Nach einer öffentlichen Diskussion mit Bundeskanzler Friedrich Merz hat eine Hautkrebspatientin aus Niedersachsen eine Autogrammkarte von ihm erhalten. Eine Regierungssprecherin bestätigte, dass ein entsprechendes Schreiben an die Frau verschickt worden sei. „Auf Bitte von Frau Dronsch wurde auch eine Autogrammkarte des Bundeskanzlers beigefügt“, erklärte sie. Zu den genauen Inhalten solcher Briefe äußere man sich grundsätzlich nicht.
Hintergrund des Bürgerdialogs
Silvia Dronsch aus Suhlendorf bei Uelzen hatte Merz bei einem Bürgerdialog Ende April im nahegelegenen Salzwedel in Sachsen-Anhalt eine Frage gestellt. Dabei berichtete sie zunächst mit Blick auf die geplante Gesundheitsreform, dass sie an Hautkrebs im vierten Stadium leide und ihr nun die Vorsorge genommen werde. Damit bezog sie sich auf zunächst kolportierte Pläne zur Abschaffung der kostenlosen Hautkrebsuntersuchung im Rahmen der Reform. Sie fragte den CDU-Politiker daraufhin, warum bei den Bürgern so stark gespart werde, nicht aber bei den Politikern – dabei deutete sie an, dass die Regierung für sich eine Lohnerhöhung plane.

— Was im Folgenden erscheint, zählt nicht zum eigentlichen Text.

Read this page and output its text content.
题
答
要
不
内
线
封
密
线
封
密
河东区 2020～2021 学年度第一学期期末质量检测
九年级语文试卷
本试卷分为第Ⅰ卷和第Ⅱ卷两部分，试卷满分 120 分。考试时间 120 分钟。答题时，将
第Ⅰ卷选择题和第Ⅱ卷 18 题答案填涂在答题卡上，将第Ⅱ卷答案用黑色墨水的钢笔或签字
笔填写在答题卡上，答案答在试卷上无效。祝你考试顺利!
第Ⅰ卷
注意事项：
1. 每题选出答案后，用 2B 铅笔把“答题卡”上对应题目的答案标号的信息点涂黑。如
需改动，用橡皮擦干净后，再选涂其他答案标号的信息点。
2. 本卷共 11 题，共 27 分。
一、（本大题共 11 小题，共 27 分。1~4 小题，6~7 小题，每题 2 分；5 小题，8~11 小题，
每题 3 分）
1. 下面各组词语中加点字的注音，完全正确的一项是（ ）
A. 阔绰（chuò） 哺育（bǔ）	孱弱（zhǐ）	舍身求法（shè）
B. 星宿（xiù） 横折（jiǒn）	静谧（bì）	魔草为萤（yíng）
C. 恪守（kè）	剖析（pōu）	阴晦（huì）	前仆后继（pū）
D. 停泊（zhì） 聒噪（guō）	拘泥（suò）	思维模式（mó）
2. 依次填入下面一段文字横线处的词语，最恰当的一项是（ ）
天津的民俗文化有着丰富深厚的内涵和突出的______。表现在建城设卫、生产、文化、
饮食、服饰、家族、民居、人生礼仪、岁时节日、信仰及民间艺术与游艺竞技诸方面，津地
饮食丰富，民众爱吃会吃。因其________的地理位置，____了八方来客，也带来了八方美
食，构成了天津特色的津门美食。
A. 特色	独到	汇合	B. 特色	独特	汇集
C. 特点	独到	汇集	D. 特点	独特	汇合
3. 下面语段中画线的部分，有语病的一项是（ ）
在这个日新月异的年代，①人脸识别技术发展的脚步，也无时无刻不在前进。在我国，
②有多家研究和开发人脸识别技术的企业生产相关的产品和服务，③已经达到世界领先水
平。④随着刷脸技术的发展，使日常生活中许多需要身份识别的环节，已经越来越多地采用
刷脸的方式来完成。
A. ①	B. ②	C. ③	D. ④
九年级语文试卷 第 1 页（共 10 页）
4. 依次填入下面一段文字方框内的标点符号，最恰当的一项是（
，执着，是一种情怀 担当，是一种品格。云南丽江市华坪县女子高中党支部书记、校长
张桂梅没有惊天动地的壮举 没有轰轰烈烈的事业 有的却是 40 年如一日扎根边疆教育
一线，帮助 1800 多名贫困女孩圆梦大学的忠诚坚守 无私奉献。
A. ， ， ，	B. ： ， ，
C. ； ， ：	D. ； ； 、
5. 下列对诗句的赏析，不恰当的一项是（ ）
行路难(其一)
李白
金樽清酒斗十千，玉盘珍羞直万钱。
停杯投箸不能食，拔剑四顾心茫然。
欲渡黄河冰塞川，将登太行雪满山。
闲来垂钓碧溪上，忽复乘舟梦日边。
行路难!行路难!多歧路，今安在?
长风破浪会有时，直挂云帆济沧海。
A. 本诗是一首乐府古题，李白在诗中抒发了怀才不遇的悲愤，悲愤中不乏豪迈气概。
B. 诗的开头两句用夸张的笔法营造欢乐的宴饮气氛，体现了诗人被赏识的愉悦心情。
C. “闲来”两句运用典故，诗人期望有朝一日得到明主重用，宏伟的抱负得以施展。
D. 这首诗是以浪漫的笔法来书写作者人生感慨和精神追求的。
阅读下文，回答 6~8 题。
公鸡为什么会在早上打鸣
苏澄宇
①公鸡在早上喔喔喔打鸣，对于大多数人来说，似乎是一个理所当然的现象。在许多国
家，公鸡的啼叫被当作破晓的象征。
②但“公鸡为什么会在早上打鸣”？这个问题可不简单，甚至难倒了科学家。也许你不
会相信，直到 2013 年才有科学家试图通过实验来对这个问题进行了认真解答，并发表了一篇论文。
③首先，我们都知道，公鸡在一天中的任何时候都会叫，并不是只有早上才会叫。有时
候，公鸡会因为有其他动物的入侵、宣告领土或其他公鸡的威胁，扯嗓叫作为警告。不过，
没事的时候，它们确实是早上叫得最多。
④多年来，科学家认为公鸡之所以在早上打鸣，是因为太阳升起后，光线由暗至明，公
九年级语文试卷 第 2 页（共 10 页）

Schroffe Reaktion von Merz
Merz entgegnete scharf, dass weder er noch jemand anderes erwogen habe, die Bezüge der Mitglieder der Bundesregierung anzuheben. „Alles andere ist eine falsche Behauptung. Und ich wäre Ihnen einfach dankbar, wenn Sie das nicht einfach ungeprüft wiederholen.“ Mit Blick auf die Gesundheitsreform führte er dann aus, wie die Einsparungen aufgeteilt werden sollten: „Ein Drittel die Versicherten, ein Drittel die Leistungserbringer und ein Drittel alle Übrigen. Das heißt, das ist eine Reform, zu der jeder einen Beitrag leisten muss.“
Reaktion der Patientin und Folgen
Wie die „Allgemeine Zeitung“ berichtete, wollte Dronsch aber eine Entschuldigung von Merz hören. Telefonisch erreichte sie demnach letztlich einen Verantwortlichen im Büro des Kanzlers. Im Anschluss sei dann das Schreiben verschickt worden, berichtete die Zeitung: Der Brief habe eine Autogrammkarte des Kanzlers mit persönlicher Widmung enthalten, mit der er ihr „alles Gute“ gewünscht habe. Ein Mitarbeiter habe ihr zudem in einem Begleitschreiben „Zuversicht“ und „Kraft“ gewünscht. Die Angelegenheit zeigt, wie ein öffentlicher Austausch zwischen Bürger und Kanzler persönliche Folgen haben kann.